These new figures show that while the universities of York and Cumbria are major offenders, with respective refusal rates of 36 and 38 per cent, Poppleton easily tops the league with a rate of 72 per cent.
However, a member of our corporate staff with special responsibility for this area, who refused requests for his name, told our reporter Keith Ponting (30) that this high rate was largely a result of Poppleton being the recipient of an exceptionally large number of Freedom of Information requests that could only be described as “provocative”.
He listed such requests as the following:
- How many times a week on average is your vice-chancellor seriously intoxicated?
- When is Dr Piercemüller going to resume his duties?
- What on earth was going on between Jennifer Doubleday and Dr Derek Quintock in the Squash Court changing rooms last Thursday evening?
- Who exactly is responsible for the pervasive smell of marijuana in the Senior Common Room of Michael Gove College?
- Considering the cost of taking a degree at Poppleton University and considering the likelihood of obtaining any sort of employment after graduation, wouldn’t a potential applicant be better off altogether if they stayed at home in bed for the next three years?
- When is Keith Ponting’s birthday?
- When are you going to answer any of these Freedom of Information requests?
In response to further questions from Ponting, the anonymous spokesperson insisted that there was no particular significance in the news that the official title of his current post was Head of Freedom of Information Refusals.
What kind of fraud am I?
Ruth Barcan, a senior lecturer in the department of gender and cultural studies at the University of Sydney, has identified a form of academic anxiety that she describes as “feelings of fraudulence”, the sense among academics that they are somehow not in the right job.
One of our own academics, Mr Ted Odgers of the Department of Media and Cultural Studies, described this finding as having “revolutionary import”.
He told The Poppletonian that he “often felt” that he was in the wrong job. “I look at the headed notepaper on my desk with the university logo at its head. I look at the signs in the car park that announce that it is a university car park. I look at the noticeboard that details university seminars and university lectures and university examinations. But despite all this evidence, I am constantly assailed by the thought that I am working on a fast-moving factory conveyor belt.”

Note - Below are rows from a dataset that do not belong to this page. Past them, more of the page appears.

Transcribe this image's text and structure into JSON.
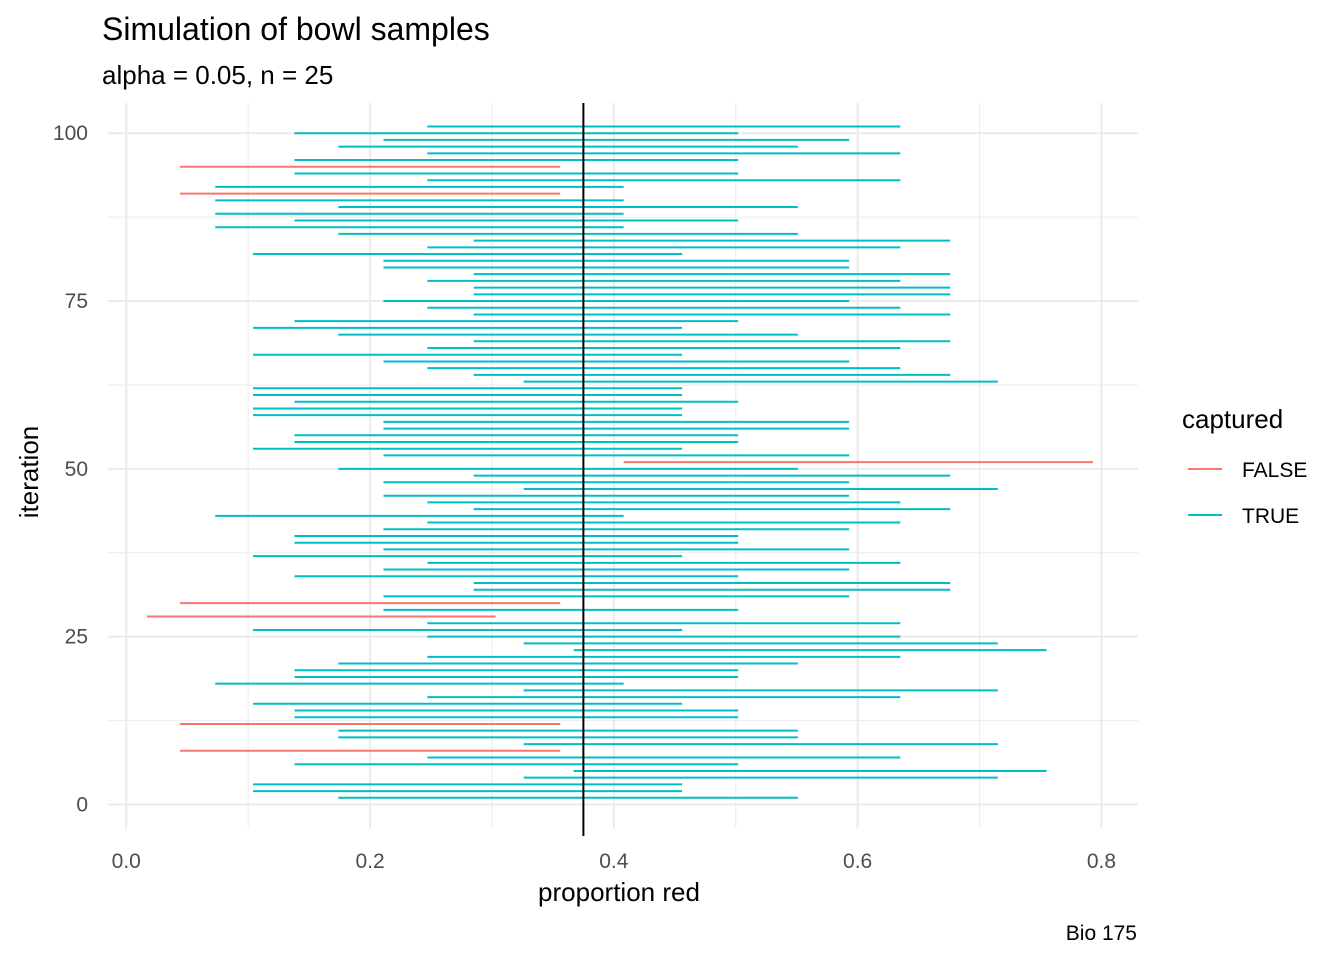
{
  "chart_data": {
    "type": "interval",
    "title": "Simulation of bowl samples",
    "subtitle": "alpha = 0.05, n = 25",
    "xlabel": "proportion red",
    "ylabel": "iteration",
    "caption": "Bio 175",
    "xlim": [
      -0.015,
      0.83
    ],
    "ylim": [
      -3.5,
      104.5
    ],
    "x_ticks": [
      {
        "value": 0,
        "label": "0.0"
      },
      {
        "value": 0.2,
        "label": "0.2"
      },
      {
        "value": 0.4,
        "label": "0.4"
      },
      {
        "value": 0.6,
        "label": "0.6"
      },
      {
        "value": 0.8,
        "label": "0.8"
      }
    ],
    "y_ticks": [
      {
        "value": 0,
        "label": "0"
      },
      {
        "value": 25,
        "label": "25"
      },
      {
        "value": 50,
        "label": "50"
      },
      {
        "value": 75,
        "label": "75"
      },
      {
        "value": 100,
        "label": "100"
      }
    ],
    "reference_line": 0.375,
    "grid": true,
    "legend": {
      "title": "captured",
      "position": "right",
      "entries": [
        {
          "label": "FALSE",
          "color": "#F8766D"
        },
        {
          "label": "TRUE",
          "color": "#00BFC4"
        }
      ]
    },
    "intervals": [
      {
        "y": 1,
        "low": 0.174,
        "high": 0.551,
        "captured": true
      },
      {
        "y": 2,
        "low": 0.104,
        "high": 0.456,
        "captured": true
      },
      {
        "y": 3,
        "low": 0.104,
        "high": 0.456,
        "captured": true
      },
      {
        "y": 4,
        "low": 0.326,
        "high": 0.715,
        "captured": true
      },
      {
        "y": 5,
        "low": 0.367,
        "high": 0.755,
        "captured": true
      },
      {
        "y": 6,
        "low": 0.138,
        "high": 0.502,
        "captured": true
      },
      {
        "y": 7,
        "low": 0.247,
        "high": 0.635,
        "captured": true
      },
      {
        "y": 8,
        "low": 0.044,
        "high": 0.356,
        "captured": false
      },
      {
        "y": 9,
        "low": 0.326,
        "high": 0.715,
        "captured": true
      },
      {
        "y": 10,
        "low": 0.174,
        "high": 0.551,
        "captured": true
      },
      {
        "y": 11,
        "low": 0.174,
        "high": 0.551,
        "captured": true
      },
      {
        "y": 12,
        "low": 0.044,
        "high": 0.356,
        "captured": false
      },
      {
        "y": 13,
        "low": 0.138,
        "high": 0.502,
        "captured": true
      },
      {
        "y": 14,
        "low": 0.138,
        "high": 0.502,
        "captured": true
      },
      {
        "y": 15,
        "low": 0.104,
        "high": 0.456,
        "captured": true
      },
      {
        "y": 16,
        "low": 0.247,
        "high": 0.635,
        "captured": true
      },
      {
        "y": 17,
        "low": 0.326,
        "high": 0.715,
        "captured": true
      },
      {
        "y": 18,
        "low": 0.073,
        "high": 0.408,
        "captured": true
      },
      {
        "y": 19,
        "low": 0.138,
        "high": 0.502,
        "captured": true
      },
      {
        "y": 20,
        "low": 0.138,
        "high": 0.502,
        "captured": true
      },
      {
        "y": 21,
        "low": 0.174,
        "high": 0.551,
        "captured": true
      },
      {
        "y": 22,
        "low": 0.247,
        "high": 0.635,
        "captured": true
      },
      {
        "y": 23,
        "low": 0.367,
        "high": 0.755,
        "captured": true
      },
      {
        "y": 24,
        "low": 0.326,
        "high": 0.715,
        "captured": true
      },
      {
        "y": 25,
        "low": 0.247,
        "high": 0.635,
        "captured": true
      },
      {
        "y": 26,
        "low": 0.104,
        "high": 0.456,
        "captured": true
      },
      {
        "y": 27,
        "low": 0.247,
        "high": 0.635,
        "captured": true
      },
      {
        "y": 28,
        "low": 0.017,
        "high": 0.303,
        "captured": false
      },
      {
        "y": 29,
        "low": 0.211,
        "high": 0.502,
        "captured": true
      },
      {
        "y": 30,
        "low": 0.044,
        "high": 0.356,
        "captured": false
      },
      {
        "y": 31,
        "low": 0.211,
        "high": 0.593,
        "captured": true
      },
      {
        "y": 32,
        "low": 0.285,
        "high": 0.676,
        "captured": true
      },
      {
        "y": 33,
        "low": 0.285,
        "high": 0.676,
        "captured": true
      },
      {
        "y": 34,
        "low": 0.138,
        "high": 0.502,
        "captured": true
      },
      {
        "y": 35,
        "low": 0.211,
        "high": 0.593,
        "captured": true
      },
      {
        "y": 36,
        "low": 0.247,
        "high": 0.635,
        "captured": true
      },
      {
        "y": 37,
        "low": 0.104,
        "high": 0.456,
        "captured": true
      },
      {
        "y": 38,
        "low": 0.211,
        "high": 0.593,
        "captured": true
      },
      {
        "y": 39,
        "low": 0.138,
        "high": 0.502,
        "captured": true
      },
      {
        "y": 40,
        "low": 0.138,
        "high": 0.502,
        "captured": true
      },
      {
        "y": 41,
        "low": 0.211,
        "high": 0.593,
        "captured": true
      },
      {
        "y": 42,
        "low": 0.247,
        "high": 0.635,
        "captured": true
      },
      {
        "y": 43,
        "low": 0.073,
        "high": 0.408,
        "captured": true
      },
      {
        "y": 44,
        "low": 0.285,
        "high": 0.676,
        "captured": true
      },
      {
        "y": 45,
        "low": 0.247,
        "high": 0.635,
        "captured": true
      },
      {
        "y": 46,
        "low": 0.211,
        "high": 0.593,
        "captured": true
      },
      {
        "y": 47,
        "low": 0.326,
        "high": 0.715,
        "captured": true
      },
      {
        "y": 48,
        "low": 0.211,
        "high": 0.593,
        "captured": true
      },
      {
        "y": 49,
        "low": 0.285,
        "high": 0.676,
        "captured": true
      },
      {
        "y": 50,
        "low": 0.174,
        "high": 0.551,
        "captured": true
      },
      {
        "y": 51,
        "low": 0.408,
        "high": 0.793,
        "captured": false
      },
      {
        "y": 52,
        "low": 0.211,
        "high": 0.593,
        "captured": true
      },
      {
        "y": 53,
        "low": 0.104,
        "high": 0.456,
        "captured": true
      },
      {
        "y": 54,
        "low": 0.138,
        "high": 0.502,
        "captured": true
      },
      {
        "y": 55,
        "low": 0.138,
        "high": 0.502,
        "captured": true
      },
      {
        "y": 56,
        "low": 0.211,
        "high": 0.593,
        "captured": true
      },
      {
        "y": 57,
        "low": 0.211,
        "high": 0.593,
        "captured": true
      },
      {
        "y": 58,
        "low": 0.104,
        "high": 0.456,
        "captured": true
      },
      {
        "y": 59,
        "low": 0.104,
        "high": 0.456,
        "captured": true
      },
      {
        "y": 60,
        "low": 0.138,
        "high": 0.502,
        "captured": true
      },
      {
        "y": 61,
        "low": 0.104,
        "high": 0.456,
        "captured": true
      },
      {
        "y": 62,
        "low": 0.104,
        "high": 0.456,
        "captured": true
      },
      {
        "y": 63,
        "low": 0.326,
        "high": 0.715,
        "captured": true
      },
      {
        "y": 64,
        "low": 0.285,
        "high": 0.676,
        "captured": true
      },
      {
        "y": 65,
        "low": 0.247,
        "high": 0.635,
        "captured": true
      },
      {
        "y": 66,
        "low": 0.211,
        "high": 0.593,
        "captured": true
      },
      {
        "y": 67,
        "low": 0.104,
        "high": 0.456,
        "captured": true
      },
      {
        "y": 68,
        "low": 0.247,
        "high": 0.635,
        "captured": true
      },
      {
        "y": 69,
        "low": 0.285,
        "high": 0.676,
        "captured": true
      },
      {
        "y": 70,
        "low": 0.174,
        "high": 0.551,
        "captured": true
      },
      {
        "y": 71,
        "low": 0.104,
        "high": 0.456,
        "captured": true
      },
      {
        "y": 72,
        "low": 0.138,
        "high": 0.502,
        "captured": true
      },
      {
        "y": 73,
        "low": 0.285,
        "high": 0.676,
        "captured": true
      },
      {
        "y": 74,
        "low": 0.247,
        "high": 0.635,
        "captured": true
      },
      {
        "y": 75,
        "low": 0.211,
        "high": 0.593,
        "captured": true
      },
      {
        "y": 76,
        "low": 0.285,
        "high": 0.676,
        "captured": true
      },
      {
        "y": 77,
        "low": 0.285,
        "high": 0.676,
        "captured": true
      },
      {
        "y": 78,
        "low": 0.247,
        "high": 0.635,
        "captured": true
      },
      {
        "y": 79,
        "low": 0.285,
        "high": 0.676,
        "captured": true
      },
      {
        "y": 80,
        "low": 0.211,
        "high": 0.593,
        "captured": true
      },
      {
        "y": 81,
        "low": 0.211,
        "high": 0.593,
        "captured": true
      },
      {
        "y": 82,
        "low": 0.104,
        "high": 0.456,
        "captured": true
      },
      {
        "y": 83,
        "low": 0.247,
        "high": 0.635,
        "captured": true
      },
      {
        "y": 84,
        "low": 0.285,
        "high": 0.676,
        "captured": true
      },
      {
        "y": 85,
        "low": 0.174,
        "high": 0.551,
        "captured": true
      },
      {
        "y": 86,
        "low": 0.073,
        "high": 0.408,
        "captured": true
      },
      {
        "y": 87,
        "low": 0.138,
        "high": 0.502,
        "captured": true
      },
      {
        "y": 88,
        "low": 0.073,
        "high": 0.408,
        "captured": true
      },
      {
        "y": 89,
        "low": 0.174,
        "high": 0.551,
        "captured": true
      },
      {
        "y": 90,
        "low": 0.073,
        "high": 0.408,
        "captured": true
      },
      {
        "y": 91,
        "low": 0.044,
        "high": 0.356,
        "captured": false
      },
      {
        "y": 92,
        "low": 0.073,
        "high": 0.408,
        "captured": true
      },
      {
        "y": 93,
        "low": 0.247,
        "high": 0.635,
        "captured": true
      },
      {
        "y": 94,
        "low": 0.138,
        "high": 0.502,
        "captured": true
      },
      {
        "y": 95,
        "low": 0.044,
        "high": 0.356,
        "captured": false
      },
      {
        "y": 96,
        "low": 0.138,
        "high": 0.502,
        "captured": true
      },
      {
        "y": 97,
        "low": 0.247,
        "high": 0.635,
        "captured": true
      },
      {
        "y": 98,
        "low": 0.174,
        "high": 0.551,
        "captured": true
      },
      {
        "y": 99,
        "low": 0.211,
        "high": 0.593,
        "captured": true
      },
      {
        "y": 100,
        "low": 0.138,
        "high": 0.502,
        "captured": true
      },
      {
        "y": 101,
        "low": 0.247,
        "high": 0.635,
        "captured": true
      }
    ]
  }
}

Louise Bimpson, the Corporate Director of our ever-expanding Human Resources team, said that this was not the first time that individual academics had suffered from the unfortunate delusion that they were working on an assembly line. However, she claimed that she and her staff had successfully restored many of these deluded sufferers to full psychological health by allowing them to handle the university mace.
Thought for the week
(contributed by Jennifer Doubleday, Head of Personal Development)
Please note: In last week’s column on “How to lose five pounds in 24 hours without willpower”, the phrase “ruthlessly cut out those large chunks of fat” was, of course, a culinary rather than a surgical injunction.